New Look said that its move to prioritise profitable sales over sales growth had dented its online sales in the first half of its financial year – but that its store sales were more stable as a result.
The update on New Look’s turnaround strategy came as the fast fashion retailer, ranked Leading in IRUK Top500 research, this week unveiled plans to reduce the amount of debt on its balance sheet through a debt-for-equity swap.
New Look said that sales continued to fall in the first half of its current financial year, but pointed to an improving overall trend. Total UK like-for-like (LFL) sales fell by 4.2% in the first quarter of its financial year, but improved to a fall of 2.3% in the second quarter. Within that, said New Look, retail store LFL sales stayed flat but ecommerce sales fell as the company moved to focus “on profitable sales rather than absolute sales growth.” The figures, it said, also reflected the impact of an upgrade to its online platform in September. In the third quarter, it said, LFL sales had improved again (+0.9%).
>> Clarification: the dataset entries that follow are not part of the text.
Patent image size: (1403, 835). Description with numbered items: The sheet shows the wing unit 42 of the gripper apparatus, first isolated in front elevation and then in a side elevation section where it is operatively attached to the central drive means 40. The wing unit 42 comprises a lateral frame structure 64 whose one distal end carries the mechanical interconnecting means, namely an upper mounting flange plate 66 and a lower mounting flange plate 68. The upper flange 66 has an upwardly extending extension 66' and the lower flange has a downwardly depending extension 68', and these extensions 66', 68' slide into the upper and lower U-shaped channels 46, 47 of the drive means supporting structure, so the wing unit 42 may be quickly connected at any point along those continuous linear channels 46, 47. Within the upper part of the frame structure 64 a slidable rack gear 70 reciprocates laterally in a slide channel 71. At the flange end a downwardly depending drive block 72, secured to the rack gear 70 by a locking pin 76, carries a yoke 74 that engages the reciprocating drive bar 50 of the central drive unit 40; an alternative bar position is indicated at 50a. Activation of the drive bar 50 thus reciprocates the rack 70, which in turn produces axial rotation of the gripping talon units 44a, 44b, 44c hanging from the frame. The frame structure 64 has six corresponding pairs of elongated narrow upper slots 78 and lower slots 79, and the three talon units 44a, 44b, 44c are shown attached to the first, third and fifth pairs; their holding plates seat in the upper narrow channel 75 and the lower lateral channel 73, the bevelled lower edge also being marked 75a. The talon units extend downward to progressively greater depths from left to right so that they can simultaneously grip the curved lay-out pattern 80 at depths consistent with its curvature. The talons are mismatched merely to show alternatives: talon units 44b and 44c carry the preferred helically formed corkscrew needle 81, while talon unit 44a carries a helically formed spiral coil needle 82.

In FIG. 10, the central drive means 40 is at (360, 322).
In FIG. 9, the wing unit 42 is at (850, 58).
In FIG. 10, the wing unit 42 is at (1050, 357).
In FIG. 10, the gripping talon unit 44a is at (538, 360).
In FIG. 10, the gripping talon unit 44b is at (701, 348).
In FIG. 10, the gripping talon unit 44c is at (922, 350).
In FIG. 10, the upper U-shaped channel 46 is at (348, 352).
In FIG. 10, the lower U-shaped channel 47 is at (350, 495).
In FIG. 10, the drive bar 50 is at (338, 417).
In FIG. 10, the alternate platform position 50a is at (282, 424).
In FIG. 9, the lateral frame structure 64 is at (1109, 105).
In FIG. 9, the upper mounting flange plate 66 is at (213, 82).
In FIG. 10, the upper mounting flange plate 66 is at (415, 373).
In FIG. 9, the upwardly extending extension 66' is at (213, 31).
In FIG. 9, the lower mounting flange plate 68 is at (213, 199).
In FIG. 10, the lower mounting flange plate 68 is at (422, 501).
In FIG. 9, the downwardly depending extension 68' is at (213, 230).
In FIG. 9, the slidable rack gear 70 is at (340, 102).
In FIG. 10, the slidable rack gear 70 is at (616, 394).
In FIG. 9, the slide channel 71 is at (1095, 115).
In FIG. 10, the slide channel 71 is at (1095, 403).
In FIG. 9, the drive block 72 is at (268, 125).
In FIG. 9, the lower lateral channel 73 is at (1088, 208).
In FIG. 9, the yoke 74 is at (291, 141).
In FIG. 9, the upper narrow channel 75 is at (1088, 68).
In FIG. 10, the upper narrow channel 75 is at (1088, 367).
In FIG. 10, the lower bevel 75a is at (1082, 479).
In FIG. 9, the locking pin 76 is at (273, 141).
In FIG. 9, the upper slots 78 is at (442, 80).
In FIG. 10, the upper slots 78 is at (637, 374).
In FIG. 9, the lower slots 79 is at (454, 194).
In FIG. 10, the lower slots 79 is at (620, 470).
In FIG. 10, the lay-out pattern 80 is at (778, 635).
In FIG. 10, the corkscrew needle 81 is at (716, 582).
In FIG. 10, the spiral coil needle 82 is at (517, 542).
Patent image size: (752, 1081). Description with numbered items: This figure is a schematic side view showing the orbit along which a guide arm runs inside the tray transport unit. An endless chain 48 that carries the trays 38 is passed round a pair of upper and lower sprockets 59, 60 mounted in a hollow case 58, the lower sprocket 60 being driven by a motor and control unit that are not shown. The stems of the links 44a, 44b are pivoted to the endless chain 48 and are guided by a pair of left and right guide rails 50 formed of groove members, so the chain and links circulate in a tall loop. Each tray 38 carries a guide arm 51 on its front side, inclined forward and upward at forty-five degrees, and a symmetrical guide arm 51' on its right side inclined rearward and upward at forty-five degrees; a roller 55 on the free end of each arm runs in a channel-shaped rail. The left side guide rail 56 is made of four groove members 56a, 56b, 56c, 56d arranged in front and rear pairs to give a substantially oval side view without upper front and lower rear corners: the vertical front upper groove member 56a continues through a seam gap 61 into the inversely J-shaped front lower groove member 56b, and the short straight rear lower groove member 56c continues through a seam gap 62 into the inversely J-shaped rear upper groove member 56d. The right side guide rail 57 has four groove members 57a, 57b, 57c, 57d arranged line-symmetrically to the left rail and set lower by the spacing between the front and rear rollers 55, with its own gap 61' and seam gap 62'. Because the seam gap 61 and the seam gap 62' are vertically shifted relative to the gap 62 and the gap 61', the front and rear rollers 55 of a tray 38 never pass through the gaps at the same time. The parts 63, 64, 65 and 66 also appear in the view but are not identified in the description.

Sales were ahead of last year in October (+4.8%) and November (+8.9%) but down in December (-5.7%) as a result of wider trends including falling in-store footfall and an industry-wide move towards discounting. Total UK sales were also hit as stores closed as a result of its CVA (company voluntary agreement) to restructure its store estate. Now, however, says the company, it is better placed than competitors to flex its business between stores and online.
It expects short-term profits to be lower than expected. Its focus is now on improving the business through a multichannel model that’s focused on driving footfall from online in to the store, while it looks for savings elsewhere and invests in the people in its business. Its click and collect sales mix increased to 41% in the first half of the year, bringing more people into stores.
The debt for equity swap is set to reduce long-term debt to £350m from £1.35m and to raise £150m in new capital through new money bonds. It is likely to be completed by the first quarter of its 2020 financial year.
Alistair McGeorge, executive chairman, said: “It has been clear for some time that the group’s existing level of indebtedness has been constraining our ability to accelerate our turnaround plans and would continue to limit our growth in the future.
“Therefore, today marks an important milestone for the business, our colleagues, our suppliers and all our other stakeholders. A materially delevered balance sheet and a more flexible capital structure will allow us to better navigate the challenging market environment and create a stable operating platform so that we can achieve further progress against our turnaround plans.
“Upon completion of the restructuring, our focus will be to enhance profitability by continuing to provide fantastic product for our customers, building brand equity and grasping new market opportunities.”